X men 3: The best and the worst of the trilogy. The film begins better than the others with a lot of potential and a strong emotional charge, which leads you to believe that the second act will be nail bitingly intriguing and the finale explosive. But as the dreadful storyline, which deviates from the cartoon and comic immensely, unfolds, we are left as bewildered and unsatisfied as a diner who has been able to smell the gourmet meal from the kitchen, but is served 'Jellied eels and a pint'.
I feel that Ratner was a little out of his genre on this one. There was no real character development for any of our mutant heroes, who seemed to just pop in and out of the story whenever a fight scene was to commence, to the point where some of our favourite X men were just cameos. And hardly any of the social, humanitarian issues, which are paramount to the concept of the X men, are delved into.

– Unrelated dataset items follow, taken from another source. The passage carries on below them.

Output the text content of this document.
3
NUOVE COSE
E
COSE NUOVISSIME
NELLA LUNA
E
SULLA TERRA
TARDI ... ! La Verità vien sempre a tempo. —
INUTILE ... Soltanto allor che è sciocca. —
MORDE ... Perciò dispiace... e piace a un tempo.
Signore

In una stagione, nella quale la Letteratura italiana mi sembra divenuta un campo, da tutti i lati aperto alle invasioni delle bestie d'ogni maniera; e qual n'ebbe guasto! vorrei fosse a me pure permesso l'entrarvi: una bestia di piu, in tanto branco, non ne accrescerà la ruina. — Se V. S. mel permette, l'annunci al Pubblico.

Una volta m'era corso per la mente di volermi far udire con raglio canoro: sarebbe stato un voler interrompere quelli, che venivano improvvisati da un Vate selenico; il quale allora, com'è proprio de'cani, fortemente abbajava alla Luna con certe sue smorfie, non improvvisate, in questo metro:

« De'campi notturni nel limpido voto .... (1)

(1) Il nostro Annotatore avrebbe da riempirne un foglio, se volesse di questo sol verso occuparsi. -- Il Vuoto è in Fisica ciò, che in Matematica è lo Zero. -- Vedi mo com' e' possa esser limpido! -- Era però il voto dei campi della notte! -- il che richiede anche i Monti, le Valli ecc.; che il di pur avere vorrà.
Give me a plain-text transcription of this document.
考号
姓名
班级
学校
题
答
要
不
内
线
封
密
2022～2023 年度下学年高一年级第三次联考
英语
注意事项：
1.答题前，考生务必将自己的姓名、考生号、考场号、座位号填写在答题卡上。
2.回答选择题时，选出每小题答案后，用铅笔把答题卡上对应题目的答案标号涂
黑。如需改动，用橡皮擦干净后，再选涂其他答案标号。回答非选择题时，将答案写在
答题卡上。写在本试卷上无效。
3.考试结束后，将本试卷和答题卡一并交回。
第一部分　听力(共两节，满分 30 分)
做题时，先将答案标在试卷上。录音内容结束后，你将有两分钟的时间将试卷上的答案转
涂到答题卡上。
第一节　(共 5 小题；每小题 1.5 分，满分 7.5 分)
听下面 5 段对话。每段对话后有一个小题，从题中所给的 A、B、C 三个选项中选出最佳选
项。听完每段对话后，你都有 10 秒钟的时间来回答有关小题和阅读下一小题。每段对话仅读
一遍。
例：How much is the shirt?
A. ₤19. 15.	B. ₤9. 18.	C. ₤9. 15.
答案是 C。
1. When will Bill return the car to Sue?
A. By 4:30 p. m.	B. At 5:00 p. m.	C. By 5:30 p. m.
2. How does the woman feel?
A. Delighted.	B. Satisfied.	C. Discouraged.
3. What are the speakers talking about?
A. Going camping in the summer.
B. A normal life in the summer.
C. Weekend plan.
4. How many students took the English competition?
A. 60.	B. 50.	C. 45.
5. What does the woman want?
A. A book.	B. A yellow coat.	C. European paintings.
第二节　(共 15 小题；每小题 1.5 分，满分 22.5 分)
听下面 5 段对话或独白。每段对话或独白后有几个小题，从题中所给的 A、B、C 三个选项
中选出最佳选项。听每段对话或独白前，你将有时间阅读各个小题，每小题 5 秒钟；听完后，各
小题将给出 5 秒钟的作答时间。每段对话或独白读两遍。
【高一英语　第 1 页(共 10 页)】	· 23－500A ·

Jean Grey is found alive, though neither she nor Professor X are able to control her extraordinarily powerful alter ego, The Phoenix. The obvious opportunity doesn't escape Magneto's attention who steps in to make The Phoenix the newest addition to his mutant militants. The government have concocted a 'cure' for the mutant gene and now with The Phoenix on his side, Magneto and his cohorts endeavour to destroy this so called cure, which he believes the government are using to wipe out mutants everywhere. Wolverine defiantly goes after The Phoenix to rescue Jean from her dominance. All the conflicting factors come to a head when Magneto unleashes his evil forces on the government establishment holding the 'cure'. The X men regroup and set out to thwart Magneto. An all out action packed rumble between the military, Magneto's mutants and the X men set up the final showdown.
If you are not a die hard fan of the comic or cartoon you may enjoy certain plot twists, the variety of new and exciting mutants and some of the excellent action scenes, but will feel let down by the anti-climatic ending; overall for a non-fan it's a good watch. For a true fan of the X men, you will be bitterly disappointed at the fact that the film makes no attempt to stay true to its origin. (The opposite being one of the reasons why Spiderman is such a success). This, supposed last, of the X men films substitutes the amazing storyline of morals, ethics and action which Stan Lee weaved together, for a incoherent, unfulfilling sequence of events which would raise bile to the throat of anyone who actually read more than two of the comics or watched any of the cartoons. Also Jugernaught is as bad as he looks! Best scene: When Wolverine is being chased through the woods by a mutant who can produce wooden dangers from his body and throw them with acute accuracy.
Should have been called 'The Y Men', as nothing about this film resembles our comic book heroes, and nobody knows why.